The matter of Watts v Ramsay Health Care serves as a timely reminder of the importance of ensuring that as managers and HR professionals, you understand the requirements and purpose of your Bullying and Harassment policies. Specifically, it highlights that poor management decisions, in this case, the decision not to investigate an employee’s complaint, can form part of a bullying claim.

Ms Watt, a catering assistant at Glengarry Private hospital, had (on at least two occasions during 2017) bought to the attention of her direct manager and Ramsay’s HR manager, allegations of bullying and harassment against several of her fellow workers. She alleged that she was being bullied by co-workers on her morning shift in that they had accused her of smoking beyond her allocated break, not doing her job properly, smelling of alcohol and that she had been subjected to other defamatory remarks.

Noting that Ms Watts had raised these concerns with her managers, including in the context of investigation of her own performance or behaviour, Ramsay determined not to commence any kind of enquiry or investigation into Ms Watt’s allegations, citing a lack of specific information and/or evidence about the allegations for their decision.

In granting Ms Watt’s application, the Fair Work Commission accepted that the managers had behaved “unreasonably” towards Ms Watt and that their decision not to investigate Ms Watt’s bullying allegations was not ‘reasonable management action’. The FWC determined that Ms Watt had been understandably reticent to name the offenders, but had nonetheless provided her managers with sufficient information and that those managers had “imposed their own requirements’ on how Ms Watts must complain to them about alleged bullying before they would commence an investigation”

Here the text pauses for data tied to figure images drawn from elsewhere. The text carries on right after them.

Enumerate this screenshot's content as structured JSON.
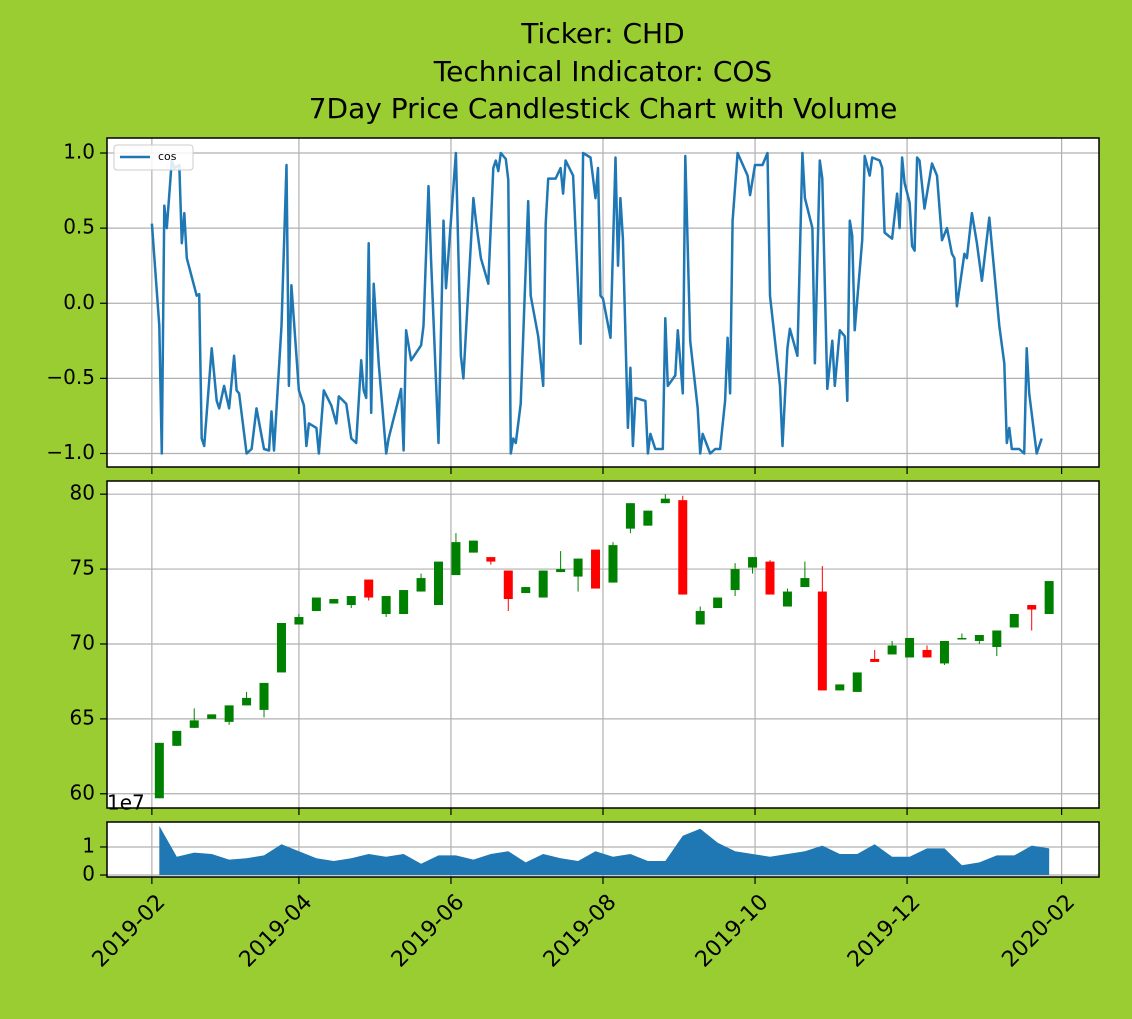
{
  "chart_data": [
    {
      "type": "line",
      "title": [
        "Ticker: CHD",
        "Technical Indicator: COS",
        "7Day Price Candlestick Chart with Volume"
      ],
      "x": [
        17928,
        17931,
        17932,
        17933,
        17934,
        17936,
        17937,
        17939,
        17940,
        17941,
        17942,
        17946,
        17947,
        17948,
        17949,
        17952,
        17954,
        17955,
        17957,
        17959,
        17961,
        17962,
        17963,
        17966,
        17968,
        17970,
        17973,
        17975,
        17976,
        17977,
        17980,
        17982,
        17983,
        17984,
        17987,
        17989,
        17990,
        17991,
        17994,
        17995,
        17997,
        18000,
        18002,
        18003,
        18006,
        18008,
        18010,
        18012,
        18013,
        18014,
        18015,
        18016,
        18017,
        18019,
        18022,
        18023,
        18028,
        18029,
        18030,
        18032,
        18036,
        18037,
        18039,
        18040,
        18043,
        18045,
        18046,
        18050,
        18052,
        18053,
        18057,
        18058,
        18060,
        18063,
        18065,
        18066,
        18067,
        18068,
        18070,
        18071,
        18072,
        18073,
        18074,
        18076,
        18079,
        18080,
        18083,
        18085,
        18086,
        18087,
        18090,
        18092,
        18093,
        18094,
        18097,
        18100,
        18101,
        18104,
        18106,
        18107,
        18108,
        18109,
        18112,
        18114,
        18115,
        18116,
        18117,
        18119,
        18120,
        18121,
        18122,
        18126,
        18127,
        18128,
        18130,
        18133,
        18134,
        18135,
        18138,
        18139,
        18141,
        18142,
        18144,
        18147,
        18148,
        18149,
        18152,
        18154,
        18156,
        18158,
        18159,
        18160,
        18161,
        18163,
        18167,
        18168,
        18170,
        18173,
        18175,
        18176,
        18180,
        18181,
        18183,
        18184,
        18187,
        18189,
        18190,
        18193,
        18194,
        18196,
        18197,
        18199,
        18201,
        18202,
        18204,
        18206,
        18207,
        18208,
        18209,
        18210,
        18213,
        18214,
        18216,
        18217,
        18220,
        18221,
        18222,
        18225,
        18227,
        18228,
        18229,
        18230,
        18232,
        18233,
        18234,
        18235,
        18236,
        18238,
        18241,
        18243,
        18245,
        18247,
        18249,
        18250,
        18251,
        18254,
        18255,
        18257,
        18259,
        18261,
        18264,
        18268,
        18270,
        18271,
        18272,
        18273,
        18276,
        18278,
        18279,
        18280,
        18283,
        18285
      ],
      "series": [
        {
          "name": "cos",
          "color": "#1f77b4",
          "values": [
            0.53,
            -0.15,
            -1.0,
            0.65,
            0.5,
            0.95,
            0.9,
            0.92,
            0.4,
            0.6,
            0.3,
            0.05,
            0.06,
            -0.9,
            -0.95,
            -0.3,
            -0.65,
            -0.7,
            -0.55,
            -0.7,
            -0.35,
            -0.58,
            -0.6,
            -1.0,
            -0.97,
            -0.7,
            -0.97,
            -0.98,
            -0.72,
            -0.98,
            -0.15,
            0.92,
            -0.55,
            0.12,
            -0.58,
            -0.68,
            -0.95,
            -0.8,
            -0.83,
            -1.0,
            -0.58,
            -0.68,
            -0.8,
            -0.62,
            -0.67,
            -0.9,
            -0.93,
            -0.38,
            -0.58,
            -0.63,
            0.4,
            -0.73,
            0.13,
            -0.4,
            -1.0,
            -0.9,
            -0.57,
            -0.98,
            -0.18,
            -0.38,
            -0.28,
            -0.15,
            0.78,
            0.3,
            -0.93,
            0.55,
            0.1,
            1.0,
            -0.35,
            -0.5,
            0.7,
            0.55,
            0.3,
            0.13,
            0.9,
            0.95,
            0.88,
            1.0,
            0.96,
            0.82,
            -1.0,
            -0.9,
            -0.93,
            -0.67,
            0.68,
            0.05,
            -0.22,
            -0.55,
            0.53,
            0.83,
            0.83,
            0.9,
            0.73,
            0.95,
            0.85,
            -0.27,
            1.0,
            0.97,
            0.7,
            0.9,
            0.05,
            0.03,
            -0.23,
            0.97,
            0.25,
            0.7,
            0.43,
            -0.83,
            -0.43,
            -0.95,
            -0.63,
            -0.65,
            -1.0,
            -0.87,
            -0.97,
            -0.97,
            -0.1,
            -0.55,
            -0.48,
            -0.18,
            -0.6,
            0.98,
            -0.25,
            -0.7,
            -1.0,
            -0.87,
            -1.0,
            -0.97,
            -0.97,
            -0.65,
            -0.23,
            -0.6,
            0.55,
            1.0,
            0.85,
            0.72,
            0.92,
            0.92,
            1.0,
            0.05,
            -0.55,
            -0.95,
            -0.3,
            -0.17,
            -0.35,
            1.0,
            0.7,
            0.5,
            -0.4,
            0.95,
            0.83,
            -0.57,
            -0.25,
            -0.55,
            -0.18,
            -0.22,
            -0.65,
            0.55,
            0.45,
            -0.18,
            0.42,
            0.98,
            0.85,
            0.97,
            0.95,
            0.9,
            0.47,
            0.43,
            0.73,
            0.5,
            0.97,
            0.8,
            0.67,
            0.38,
            0.35,
            0.97,
            0.95,
            0.63,
            0.93,
            0.85,
            0.42,
            0.5,
            0.33,
            0.3,
            -0.02,
            0.33,
            0.3,
            0.6,
            0.4,
            0.15,
            0.57,
            -0.15,
            -0.4,
            -0.93,
            -0.83,
            -0.97,
            -0.97,
            -1.0,
            -0.3,
            -0.6,
            -1.0,
            -0.9
          ]
        }
      ],
      "ylim": [
        -1.09,
        1.1
      ],
      "yticks": [
        {
          "value": -1.0,
          "label": "−1.0"
        },
        {
          "value": -0.5,
          "label": "−0.5"
        },
        {
          "value": 0.0,
          "label": "0.0"
        },
        {
          "value": 0.5,
          "label": "0.5"
        },
        {
          "value": 1.0,
          "label": "1.0"
        }
      ],
      "legend": "upper left",
      "grid": true
    },
    {
      "type": "candlestick",
      "x": [
        17931,
        17938,
        17945,
        17952,
        17959,
        17966,
        17973,
        17980,
        17987,
        17994,
        18001,
        18008,
        18015,
        18022,
        18029,
        18036,
        18043,
        18050,
        18057,
        18064,
        18071,
        18078,
        18085,
        18092,
        18099,
        18106,
        18113,
        18120,
        18127,
        18134,
        18141,
        18148,
        18155,
        18162,
        18169,
        18176,
        18183,
        18190,
        18197,
        18204,
        18211,
        18218,
        18225,
        18232,
        18239,
        18246,
        18253,
        18260,
        18267,
        18274,
        18281,
        18288
      ],
      "open": [
        59.7,
        63.2,
        64.4,
        65.0,
        64.8,
        65.9,
        65.6,
        68.1,
        71.3,
        72.2,
        72.7,
        72.6,
        74.3,
        72.0,
        72.0,
        73.5,
        72.6,
        74.6,
        76.1,
        75.8,
        74.9,
        73.4,
        73.1,
        74.8,
        74.5,
        76.3,
        74.1,
        77.7,
        77.9,
        79.4,
        79.6,
        71.3,
        72.4,
        73.6,
        75.1,
        75.5,
        72.5,
        73.8,
        73.5,
        66.9,
        66.8,
        69.0,
        69.3,
        69.1,
        69.6,
        68.7,
        70.3,
        70.2,
        69.8,
        71.1,
        72.6,
        72.0
      ],
      "high": [
        63.4,
        64.2,
        65.7,
        65.3,
        65.9,
        66.8,
        67.4,
        71.4,
        72.0,
        73.1,
        73.0,
        73.2,
        74.3,
        73.2,
        73.6,
        74.7,
        75.5,
        77.4,
        76.9,
        75.8,
        74.9,
        73.8,
        74.9,
        76.2,
        75.7,
        76.3,
        76.8,
        79.4,
        78.9,
        80.0,
        79.9,
        72.5,
        73.1,
        75.4,
        75.8,
        75.6,
        73.7,
        75.5,
        75.2,
        67.3,
        68.1,
        69.6,
        70.2,
        70.4,
        69.9,
        70.2,
        70.7,
        70.6,
        70.9,
        72.0,
        72.6,
        74.2
      ],
      "low": [
        59.7,
        63.2,
        64.4,
        65.0,
        64.6,
        65.9,
        65.1,
        68.1,
        71.3,
        72.2,
        72.7,
        72.4,
        72.9,
        71.8,
        72.0,
        73.5,
        72.6,
        74.6,
        76.1,
        75.3,
        72.2,
        73.4,
        73.1,
        74.8,
        73.5,
        73.7,
        74.1,
        77.4,
        77.9,
        79.4,
        73.3,
        71.3,
        72.4,
        73.2,
        74.7,
        73.3,
        72.5,
        73.8,
        66.9,
        66.9,
        66.8,
        68.8,
        69.3,
        69.1,
        69.1,
        68.6,
        70.3,
        70.0,
        69.2,
        71.1,
        70.9,
        72.0
      ],
      "close": [
        63.4,
        64.2,
        64.9,
        65.3,
        65.9,
        66.4,
        67.4,
        71.4,
        71.8,
        73.1,
        73.0,
        73.2,
        73.1,
        73.2,
        73.6,
        74.4,
        75.5,
        76.8,
        76.9,
        75.5,
        73.0,
        73.8,
        74.9,
        75.0,
        75.7,
        73.7,
        76.6,
        79.4,
        78.9,
        79.7,
        73.3,
        72.2,
        73.1,
        75.0,
        75.8,
        73.3,
        73.5,
        74.4,
        66.9,
        67.3,
        68.1,
        68.8,
        69.9,
        70.4,
        69.1,
        70.2,
        70.4,
        70.6,
        70.9,
        72.0,
        72.3,
        74.2
      ],
      "up_color": "green",
      "down_color": "red",
      "ylim": [
        59.05,
        80.88
      ],
      "yticks": [
        60,
        65,
        70,
        75,
        80
      ],
      "grid": true
    },
    {
      "type": "area",
      "x": [
        17931,
        17938,
        17945,
        17952,
        17959,
        17966,
        17973,
        17980,
        17987,
        17994,
        18001,
        18008,
        18015,
        18022,
        18029,
        18036,
        18043,
        18050,
        18057,
        18064,
        18071,
        18078,
        18085,
        18092,
        18099,
        18106,
        18113,
        18120,
        18127,
        18134,
        18141,
        18148,
        18155,
        18162,
        18169,
        18176,
        18183,
        18190,
        18197,
        18204,
        18211,
        18218,
        18225,
        18232,
        18239,
        18246,
        18253,
        18260,
        18267,
        18274,
        18281,
        18288
      ],
      "values": [
        1.75,
        0.65,
        0.8,
        0.75,
        0.55,
        0.6,
        0.7,
        1.1,
        0.85,
        0.6,
        0.5,
        0.6,
        0.75,
        0.65,
        0.75,
        0.4,
        0.7,
        0.7,
        0.55,
        0.75,
        0.85,
        0.45,
        0.75,
        0.6,
        0.5,
        0.85,
        0.65,
        0.75,
        0.5,
        0.5,
        1.4,
        1.65,
        1.15,
        0.85,
        0.75,
        0.65,
        0.75,
        0.85,
        1.05,
        0.75,
        0.75,
        1.1,
        0.65,
        0.65,
        0.95,
        0.95,
        0.35,
        0.45,
        0.7,
        0.7,
        1.05,
        0.95
      ],
      "color": "#1f77b4",
      "offset_label": "1e7",
      "ylim": [
        -0.07,
        1.89
      ],
      "yticks": [
        0,
        1
      ],
      "grid": true,
      "xlim": [
        17910,
        18308
      ],
      "xticks": [
        {
          "value": 17928,
          "label": "2019-02"
        },
        {
          "value": 17987,
          "label": "2019-04"
        },
        {
          "value": 18048,
          "label": "2019-06"
        },
        {
          "value": 18109,
          "label": "2019-08"
        },
        {
          "value": 18170,
          "label": "2019-10"
        },
        {
          "value": 18231,
          "label": "2019-12"
        },
        {
          "value": 18293,
          "label": "2020-02"
        }
      ]
    }
  ]
}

The FWC also concluded that the managers failure to investigate Ms Watt’s complaints was a breach of Ramsay’s own Discrimination, Bullying and Harassment Policy which did not require the level of detail her managers required her to provide in relation to the bullying she alleged. Ms Watt was granted a Stop Bullying Order under s789FD of the Fair Work Act.

In another case the Supreme Court of Victoria has sent a solemn message to employers to sit up and listen to employees who make complaints of bullying and harassment in the workplace, by awarding damages in excess of $1.3 million to a plaintiff suffering psychiatric and physical injuries because her employer failed to provide a safe working environment. The alleged conduct was repeated and severe, including not only being referred to as a “spastic” and a “bimbo”, but also sexual harassment (both verbal and physical) and threats of sexual assault.

The complainant gave evidence that she was reluctant to complain to her immediate superior, because he too was responsible for some of the offensive conduct. On occasions when she did raise concerns, she was met with laughter. When she raised her complaint with her Area Site Manager, he said words to the effect of “leave it with me”, but to her reckoning nothing was done save for the fact that she was moved to another work site for a 10 month period, before being moved back to the original site (upon which the problems recommenced). The complainant eventually resigned after developing high levels of anxiety, stress and depression.

While the circumstances in this case may seem extreme, it is a reminder to employers of the significant costs that can result if employee complaints of bullying and harassment in the workplace are not received, considered and actioned in an appropriate and timely manner. Under federal anti-discrimination laws, if an employer wants to argue that the organisation should not be held liable for any discrimination or harassment by one of its employees, the employer will need to demonstrate that the organisation took ‘reasonable precautions and exercised due diligence’ or took ‘all reasonable steps’ to prevent the discrimination or harassment. While the size of the employer is relevant to these considerations, an important factor that is likely to be considered is whether the organisation has an effective complaint handling procedure and if employees have been sufficiently trained in the execution of the policy.